Two seeming miracles have taken place in Edmond, Okla.—and now I am wishing for even more.
As I reported in a previous column, our house went under contract a week after being put on the market, the first miracle. The catch was that we were to close and vacate before Christmas—which also would be several days before our younger child’s birthday. As it turned out, the second miracle was that the closing was delayed and we were able to remain in the house through Christmas.
What a relief—especially to this mother who was feeling guilty enough about moving children from friends, schools, church and activities. I don’t know if our quick sale and its ultimately great timing were really God-things, but I do know they are what my family and I prayed for, and we are grateful.
In the midst of the ups and downs of our moving process, I have been pondering what all these changes might mean to each one of us four Zurheides and to our family as a whole. Of course, the impact of the move remains to be seen. But it will no doubt be significant, as was our relocation from Connecticut to Oklahoma five-and-a-half years earlier.
I can’t help but wonder what my children’s lives would be like if we had remained in Connecticut instead of moving to Oklahoma. What would they be like if we stayed in Oklahoma now? We finite humans, limited in vision, can imagine, but we can’t ever really know the extent to which major life decisions—or sometimes even our small choices—actually effect us.
Movies—one from several years ago was called “Sliding Door” with Gwyneth Paltrow—sometimes show two scenarios, each based on a different response to a choice. But unlike the movies, we can never see the multiple potential results of our range of choices.
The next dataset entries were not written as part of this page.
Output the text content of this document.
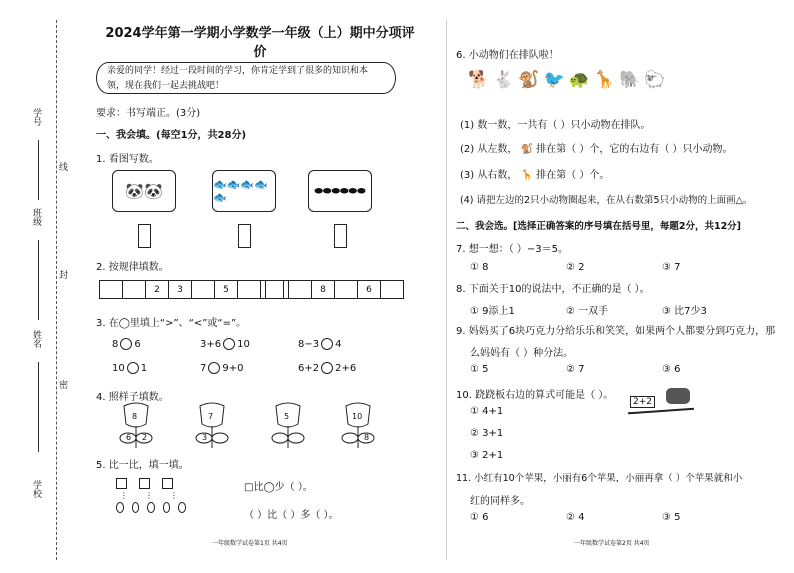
学号
班级
姓名
学校
线
封
密
2024学年第一学期小学数学一年级（上）期中分项评价
亲爱的同学！经过一段时间的学习，你肯定学到了很多的知识和本领，现在我们一起去挑战吧！
要求：书写端正。(3分)
一、我会填。(每空1分，共28分)
1. 看图写数。
🐼🐼	🐟🐟🐟🐟🐟	⬬⬬⬬⬬⬬⬬
2. 按规律填数。
2	3	5	8	6
3. 在◯里填上“>”、“<”或“=”。
8 6	3+6 10	8−3 4
10 1	7 9+0	6+2 2+6
4. 照样子填数。
8
6 2
7
3
5	10
8
5. 比一比，填一填。
⋮ ⋮ ⋮
□比◯少（ ）。
（ ）比（ ）多（ ）。
一年级数学试卷第1页 共4页
6. 小动物们在排队啦！
🐕🐇🐒🐦🐢🦒🐘🐑
(1) 数一数，一共有（ ）只小动物在排队。
(2) 从左数， 🐒 排在第（ ）个，它的右边有（ ）只小动物。
(3) 从右数， 🦒 排在第（ ）个。
(4) 请把左边的2只小动物圈起来，在从右数第5只小动物的上面画△。
二、我会选。[选择正确答案的序号填在括号里，每题2分，共12分]
7. 想一想：（ ）−3＝5。
① 8	② 2	③ 7
8. 下面关于10的说法中，不正确的是（ ）。
① 9添上1	② 一双手	③ 比7少3
9. 妈妈买了6块巧克力分给乐乐和笑笑，如果两个人都要分到巧克力，那
么妈妈有（ ）种分法。
① 5	② 7	③ 6
10. 跷跷板右边的算式可能是（ ）。
2+2
① 4+1
② 3+1
③ 2+1
11. 小红有10个苹果，小丽有6个苹果，小丽再拿（ ）个苹果就和小
红的同样多。
① 6	② 4	③ 5
一年级数学试卷第2页 共4页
It’s one thing to accept that the choices I make have potentially far-reaching consequences for me. It’s quite another to consider the consequences my choices have on others, especially my children.
I feel responsible for the situations in which I forcibly place my children. While I can’t be them, and I can’t make their choices, they are still of an age to be “carried along” by moves and other circumstances their parents impose on them. I wonder—is it fair to shuffle them around the country like this? Is it bad? Is it good? Will they know negative emotional consequences as a result? Or will they reap some positive benefits—imagined or impossible to conceive of—from these changes we are thrusting on them?
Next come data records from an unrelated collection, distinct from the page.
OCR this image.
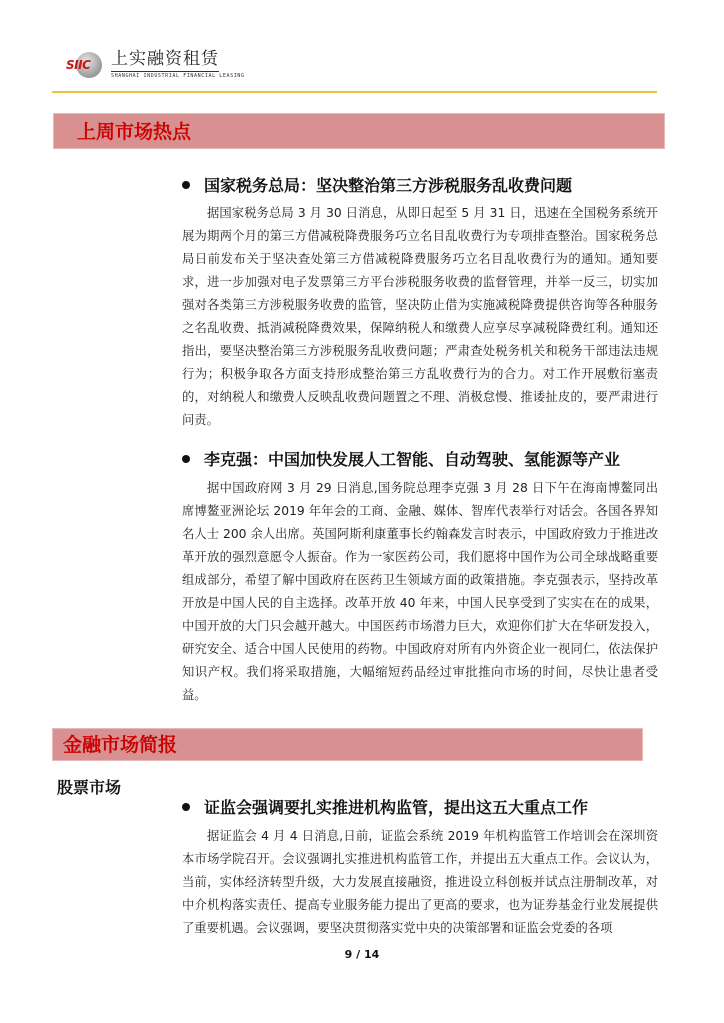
SIIC 上实融资租赁
SHANGHAI INDUSTRIAL FINANCIAL LEASING
上周市场热点
国家税务总局：坚决整治第三方涉税服务乱收费问题

据国家税务总局 3 月 30 日消息，从即日起至 5 月 31 日，迅速在全国税务系统开展为期两个月的第三方借减税降费服务巧立名目乱收费行为专项排查整治。国家税务总局日前发布关于坚决查处第三方借减税降费服务巧立名目乱收费行为的通知。通知要求，进一步加强对电子发票第三方平台涉税服务收费的监督管理，并举一反三，切实加强对各类第三方涉税服务收费的监管，坚决防止借为实施减税降费提供咨询等各种服务之名乱收费、抵消减税降费效果，保障纳税人和缴费人应享尽享减税降费红利。通知还指出，要坚决整治第三方涉税服务乱收费问题；严肃查处税务机关和税务干部违法违规行为；积极争取各方面支持形成整治第三方乱收费行为的合力。对工作开展敷衍塞责的，对纳税人和缴费人反映乱收费问题置之不理、消极怠慢、推诿扯皮的，要严肃进行问责。

李克强：中国加快发展人工智能、自动驾驶、氢能源等产业

据中国政府网 3 月 29 日消息,国务院总理李克强 3 月 28 日下午在海南博鳌同出席博鳌亚洲论坛 2019 年年会的工商、金融、媒体、智库代表举行对话会。各国各界知名人士 200 余人出席。英国阿斯利康董事长约翰森发言时表示，中国政府致力于推进改革开放的强烈意愿令人振奋。作为一家医药公司，我们愿将中国作为公司全球战略重要组成部分，希望了解中国政府在医药卫生领域方面的政策措施。李克强表示，坚持改革开放是中国人民的自主选择。改革开放 40 年来，中国人民享受到了实实在在的成果，中国开放的大门只会越开越大。中国医药市场潜力巨大，欢迎你们扩大在华研发投入，研究安全、适合中国人民使用的药物。中国政府对所有内外资企业一视同仁，依法保护知识产权。我们将采取措施，大幅缩短药品经过审批推向市场的时间，尽快让患者受益。

金融市场简报
股票市场
证监会强调要扎实推进机构监管，提出这五大重点工作

据证监会 4 月 4 日消息,日前，证监会系统 2019 年机构监管工作培训会在深圳资本市场学院召开。会议强调扎实推进机构监管工作，并提出五大重点工作。会议认为，当前，实体经济转型升级，大力发展直接融资，推进设立科创板并试点注册制改革，对中介机构落实责任、提高专业服务能力提出了更高的要求，也为证券基金行业发展提供了重要机遇。会议强调，要坚决贯彻落实党中央的决策部署和证监会党委的各项

9 / 14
Both my husband and I lived our entire childhoods in one (though not the same) town. Our growing up experiences were fine. Would they have been better or worse had our families been mobile? Who knows?
On the one hand, human beings, and children especially, are said to be remarkably resilient. On the other hand, the value of stability and security in young lives can’t be overrated. On the one hand, experience with various communities could be a character-building, confidence-strengthening challenge that prepares my children for adaptations required in adulthood. On the other hand, providing geographic roots in our rapidly spinning world could be a wonderful gift to them.
These ambivalences may be coming a little late. One great benefit from making such a significant family change is that it does motivate me to seek divine help for meeting challenges that are clearly too big for me.
As a parent, I am asking for miracles beyond those of selling houses and arranging calendars. I am asking that my children would adjust well to vast changes. I am asking that they would make healthy new relationships. I am asking that God would protect their emotions throughout our transition—not entirely shelter them from the pain and grief of loss that must be part of this moving process, but keep them essentially whole.
Those are the personal miracles I pray for in 2004, as I trust that the security of God’s perfect loving presence and the feeble reflection of the same that is found in our family will be enough stability for my children and their parents as we move on together. May you and yours also know God’s ever-present care through whatever transitions this year brings.